The military veterans playing cards in the Albany County jail wear the same orange uniforms as everyone else, with “INMATE” printed down the legs. Their service offers one distinct privilege: a special cellblock where they can work through problems they often share, such as substance use and post-traumatic stress disorder, the Associated Press reports. “It’s not just us and our thoughts all day,” says 31-year-old Navy veteran James Gibson, serving a 60-day criminal contempt sentence. “Everybody who’s been in here has been in the service. So we can all relate to at least that.” “Veteran pods” are becoming an increasingly common part of state and county lockups as the criminal justice system focuses more on helping troubled former service members. Veteran inmates are more likely to have reported mental health issues.

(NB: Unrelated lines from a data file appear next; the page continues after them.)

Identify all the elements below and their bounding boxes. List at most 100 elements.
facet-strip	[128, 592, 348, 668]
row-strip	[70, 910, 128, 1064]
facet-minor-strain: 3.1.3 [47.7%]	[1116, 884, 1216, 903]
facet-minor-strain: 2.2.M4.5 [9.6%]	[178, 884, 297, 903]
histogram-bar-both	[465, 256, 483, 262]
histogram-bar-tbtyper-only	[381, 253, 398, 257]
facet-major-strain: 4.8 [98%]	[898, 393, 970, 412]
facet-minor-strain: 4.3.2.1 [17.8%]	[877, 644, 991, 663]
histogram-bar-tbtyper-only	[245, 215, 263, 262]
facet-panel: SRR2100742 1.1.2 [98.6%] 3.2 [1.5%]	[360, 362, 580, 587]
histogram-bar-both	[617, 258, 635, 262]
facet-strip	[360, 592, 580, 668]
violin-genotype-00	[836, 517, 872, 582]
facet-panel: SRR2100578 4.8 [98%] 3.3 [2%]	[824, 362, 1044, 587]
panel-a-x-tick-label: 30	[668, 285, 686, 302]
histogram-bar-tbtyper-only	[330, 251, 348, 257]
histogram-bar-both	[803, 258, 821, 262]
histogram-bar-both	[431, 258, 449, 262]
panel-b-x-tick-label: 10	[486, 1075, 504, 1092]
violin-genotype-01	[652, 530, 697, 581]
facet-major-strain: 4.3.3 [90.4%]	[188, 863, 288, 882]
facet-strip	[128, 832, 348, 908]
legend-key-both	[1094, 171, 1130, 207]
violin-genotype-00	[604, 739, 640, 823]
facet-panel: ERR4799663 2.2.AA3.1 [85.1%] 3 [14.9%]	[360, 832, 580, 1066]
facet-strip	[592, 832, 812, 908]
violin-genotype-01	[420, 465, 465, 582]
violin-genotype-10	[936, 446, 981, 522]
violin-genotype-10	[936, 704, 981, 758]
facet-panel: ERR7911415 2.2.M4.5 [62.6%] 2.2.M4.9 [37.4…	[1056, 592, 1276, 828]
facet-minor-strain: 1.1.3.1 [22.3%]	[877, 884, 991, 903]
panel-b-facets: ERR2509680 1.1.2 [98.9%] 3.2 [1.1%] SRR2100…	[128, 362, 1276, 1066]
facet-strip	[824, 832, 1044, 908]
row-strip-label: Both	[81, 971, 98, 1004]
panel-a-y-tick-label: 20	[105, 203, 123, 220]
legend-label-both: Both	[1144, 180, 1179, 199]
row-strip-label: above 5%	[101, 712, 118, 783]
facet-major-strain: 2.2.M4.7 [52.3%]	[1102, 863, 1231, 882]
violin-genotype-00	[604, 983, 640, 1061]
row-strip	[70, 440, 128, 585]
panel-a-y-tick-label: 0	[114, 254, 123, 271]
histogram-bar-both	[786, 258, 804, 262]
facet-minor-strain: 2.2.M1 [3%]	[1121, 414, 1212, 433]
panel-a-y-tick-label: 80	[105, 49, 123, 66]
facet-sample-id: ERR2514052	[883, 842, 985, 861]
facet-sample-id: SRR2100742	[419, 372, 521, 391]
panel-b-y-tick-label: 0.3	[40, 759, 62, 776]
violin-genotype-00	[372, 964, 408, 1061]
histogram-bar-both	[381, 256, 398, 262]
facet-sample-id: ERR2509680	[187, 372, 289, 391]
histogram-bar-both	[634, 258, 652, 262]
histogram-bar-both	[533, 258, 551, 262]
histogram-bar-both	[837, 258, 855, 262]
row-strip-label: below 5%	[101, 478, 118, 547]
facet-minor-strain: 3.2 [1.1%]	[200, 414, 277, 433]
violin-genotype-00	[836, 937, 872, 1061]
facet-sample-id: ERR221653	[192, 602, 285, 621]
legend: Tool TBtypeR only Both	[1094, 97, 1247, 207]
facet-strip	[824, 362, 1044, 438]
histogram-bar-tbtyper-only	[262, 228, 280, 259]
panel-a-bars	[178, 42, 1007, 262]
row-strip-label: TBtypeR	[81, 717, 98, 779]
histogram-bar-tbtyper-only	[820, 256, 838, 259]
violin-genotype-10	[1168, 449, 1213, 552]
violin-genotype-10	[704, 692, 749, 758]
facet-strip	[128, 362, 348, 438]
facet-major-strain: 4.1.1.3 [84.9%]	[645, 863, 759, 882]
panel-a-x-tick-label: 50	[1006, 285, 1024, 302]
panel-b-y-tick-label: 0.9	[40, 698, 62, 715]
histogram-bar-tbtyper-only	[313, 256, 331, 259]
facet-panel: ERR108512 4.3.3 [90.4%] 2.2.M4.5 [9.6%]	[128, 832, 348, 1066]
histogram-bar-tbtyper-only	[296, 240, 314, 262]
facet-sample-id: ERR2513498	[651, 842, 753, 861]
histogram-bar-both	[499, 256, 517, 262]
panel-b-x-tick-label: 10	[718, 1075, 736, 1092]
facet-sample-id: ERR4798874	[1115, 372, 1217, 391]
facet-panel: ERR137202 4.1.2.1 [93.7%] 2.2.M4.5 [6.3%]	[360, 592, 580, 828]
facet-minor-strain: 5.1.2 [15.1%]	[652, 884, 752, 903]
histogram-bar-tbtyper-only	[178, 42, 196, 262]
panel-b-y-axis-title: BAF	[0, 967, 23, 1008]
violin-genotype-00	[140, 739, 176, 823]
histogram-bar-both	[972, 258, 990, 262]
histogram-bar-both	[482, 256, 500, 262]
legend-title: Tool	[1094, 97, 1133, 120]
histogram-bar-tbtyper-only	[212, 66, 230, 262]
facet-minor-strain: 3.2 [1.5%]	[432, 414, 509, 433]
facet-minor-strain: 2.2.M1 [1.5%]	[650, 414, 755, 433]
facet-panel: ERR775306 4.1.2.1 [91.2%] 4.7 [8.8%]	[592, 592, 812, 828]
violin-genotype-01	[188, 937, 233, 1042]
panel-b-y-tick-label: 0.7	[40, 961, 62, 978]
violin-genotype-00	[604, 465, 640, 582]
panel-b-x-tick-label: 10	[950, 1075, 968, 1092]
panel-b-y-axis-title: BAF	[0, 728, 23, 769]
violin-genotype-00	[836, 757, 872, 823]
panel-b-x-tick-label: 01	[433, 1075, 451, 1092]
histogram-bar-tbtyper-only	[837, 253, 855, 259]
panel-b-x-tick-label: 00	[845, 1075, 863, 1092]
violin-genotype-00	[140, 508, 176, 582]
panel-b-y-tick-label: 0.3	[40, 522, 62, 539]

Nationwide, veterans accounted for 8 percent of all inmates, and there are at least 86 prisons and jails with designated veterans’ housing. Some of the half-dozen veterans’ dorms in Florida prisons feature daily flag raisings or monthly formations. Others, like Albany, tend to avoid military trappings. The San Francisco Sheriff’s Department offers yoga and meditation and works with a local veterans treatment court. Their common aim is to create an esprit de corps and a “safe space” to help veterans deal with their issues and reintegrate into society.